Départ de la Mini Transat : Les Frérots prêts à en découdre

Il y a deux ans jour pour jour, Thaïs le Cam et Julien Letissier s’imaginaient au départ de la Mini Transat…Ce jour là, pour Thaïs, une envie de prendre enfin le large remonte et pour Julien, celle de retenter l’aventure. De ces envies presque viscérales est né le projet Frérots Sailing* avec la complicité de Valentin Noël. Un an et demi après, deux protos neufs sont mis à l’eau avec pour objectif : être au départ de la Mini Transat le 24 Septembre. Mission accomplie puisque Thaïs, sur son proto 1068 (a.k.a Pénélope Pussycat) et Julien Letissier, sur son proto 1069 (a.k.a BigOrNo) ont amarré leurs montures il y a quelques jours au ponton des Sables d’Olonne. A trois jours du départ, l’envie de prendre enfin le large se fait ressentir. Les bateaux sont prêts, les marins, eux, sont prêts à en découdre.

C’est l’histoire de trois copains : Thaïs Le Cam, Julien Letissier et Valentin Noël qui avaient des envies de large en Mini mais de faire les choses différemment en mutualisant leurs compétences à terre pour mieux partir, seul, en mer. L’idée mûrit et les trois frérots dessinent leur projet. Ils vont choisir David Raison comme architecte navale et collaborer en partie avec IDB Marine, où Valentin Noël était en charge d’une partie de la production. L’autre grosse partie a été faite par les Frérots, dans le chantier de Stand As One à Port-La-Fôret.

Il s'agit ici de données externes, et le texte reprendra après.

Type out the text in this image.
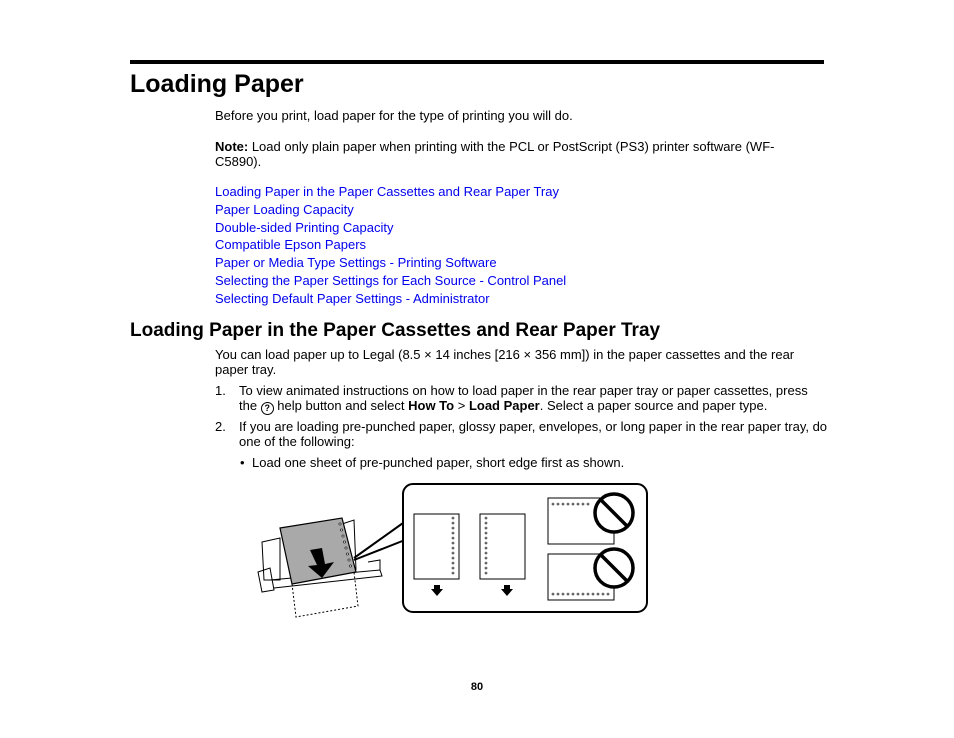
Loading Paper

Before you print, load paper for the type of printing you will do.

Note: Load only plain paper when printing with the PCL or PostScript (PS3) printer software (WF-C5890).

Loading Paper in the Paper Cassettes and Rear Paper Tray
Paper Loading Capacity
Double-sided Printing Capacity
Compatible Epson Papers
Paper or Media Type Settings - Printing Software
Selecting the Paper Settings for Each Source - Control Panel
Selecting Default Paper Settings - Administrator
Loading Paper in the Paper Cassettes and Rear Paper Tray

You can load paper up to Legal (8.5 × 14 inches [216 × 356 mm]) in the paper cassettes and the rear paper tray.

1. To view animated instructions on how to load paper in the rear paper tray or paper cassettes, press the ? help button and select How To > Load Paper. Select a paper source and paper type.

2. If you are loading pre-punched paper, glossy paper, envelopes, or long paper in the rear paper tray, do one of the following:

• Load one sheet of pre-punched paper, short edge first as shown.
80
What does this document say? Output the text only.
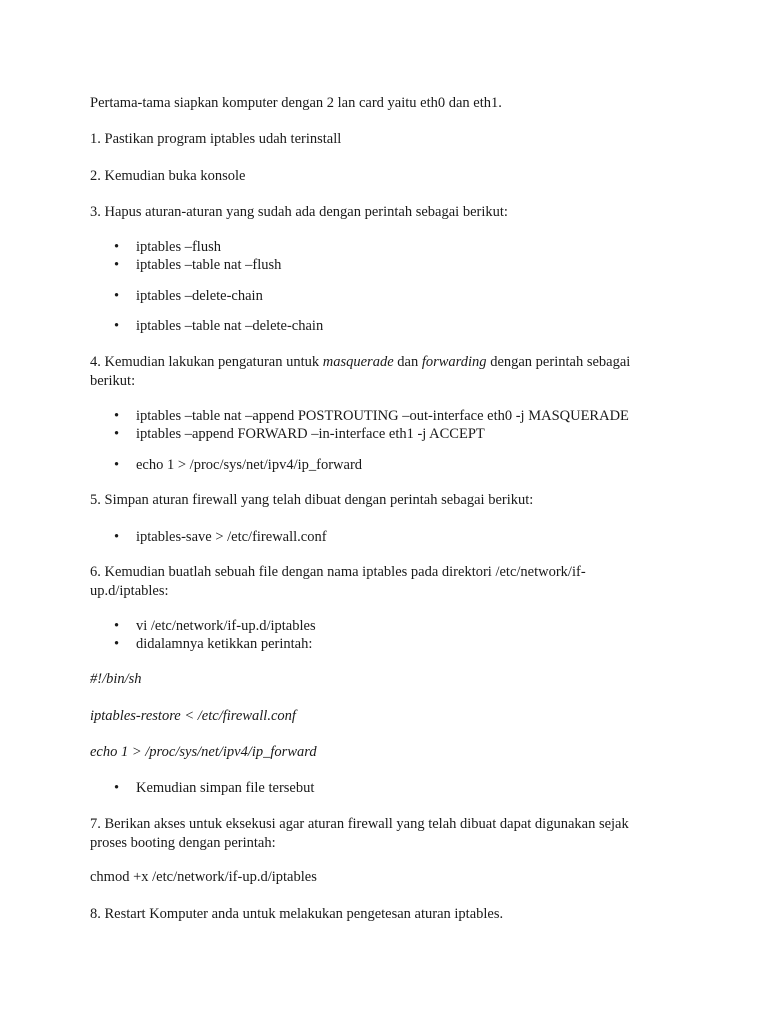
Pertama-tama siapkan komputer dengan 2 lan card yaitu eth0 dan eth1.

1. Pastikan program iptables udah terinstall

2. Kemudian buka konsole

3. Hapus aturan-aturan yang sudah ada dengan perintah sebagai berikut:

• iptables –flush

• iptables –table nat –flush

• iptables –delete-chain

• iptables –table nat –delete-chain

4. Kemudian lakukan pengaturan untuk masquerade dan forwarding dengan perintah sebagai
berikut:

• iptables –table nat –append POSTROUTING –out-interface eth0 -j MASQUERADE

• iptables –append FORWARD –in-interface eth1 -j ACCEPT

• echo 1 > /proc/sys/net/ipv4/ip_forward

5. Simpan aturan firewall yang telah dibuat dengan perintah sebagai berikut:

• iptables-save > /etc/firewall.conf

6. Kemudian buatlah sebuah file dengan nama iptables pada direktori /etc/network/if-
up.d/iptables:

• vi /etc/network/if-up.d/iptables

• didalamnya ketikkan perintah:

#!/bin/sh

iptables-restore < /etc/firewall.conf

echo 1 > /proc/sys/net/ipv4/ip_forward

• Kemudian simpan file tersebut

7. Berikan akses untuk eksekusi agar aturan firewall yang telah dibuat dapat digunakan sejak
proses booting dengan perintah:

chmod +x /etc/network/if-up.d/iptables

8. Restart Komputer anda untuk melakukan pengetesan aturan iptables.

En juillet 2022, le proto1068, surnommé Pénélope Pussycat, sort de chantier et découvre son élément naturel. S’ensuivent des navigations d’entraînements et de mise au point pour peaufiner les réglages du bateau avant la première course de la saison. En parallèle, le lancement du deuxième proto démarre. Quatre mois plus tard, le proto 1069, au doux nom de BigOrNo, rejoint lui aussi son élément fin janvier 2023. L’histoire imaginée un an et demi auparavant est maintenant concrète, le compte à rebours pour être au départ de la Boulangère Mini Transat 2023 débute.

La devise du projet Frérots Sailing est claire : avoir des bateaux identiques est une vraie force; la mutualisation des compétences de chacun permet de maximiser le temps entre la construction et les entraînements en mer. Présentation de nos deux frérots en compétition :

Tout d’abord, nous avons Thaïs Le Cam, finistérienne dans l’âme, qui a fait ses armes à Paris dans l’événementiel automobile après quelques expériences dans la course au large mais à terre, pour l’instant. L’appel de la mer aura été plus fort et Thaïs retourne en terre bretonne pour construire son projet course au large à elle. Son atout ? Aller chercher les partenaires ! Pas de partenaires, pas de bateaux, pas de bateaux, pas de projet… Elle a donc utilisé son réseau, ainsi que celui des autres Frérots, pour trouver l’argent nécessaire afin de lancer la construction du premier Proto. En début d’année, elle s’engage à 100% dans le projet afin de boucler le budget et de mettre aussi les mains dans la colle. Une sortie de zone de confort qui paye, avec au bout du compte, deux bateaux neufs et bien nés et un club d’entreprises partenaires* fier de les accompagner.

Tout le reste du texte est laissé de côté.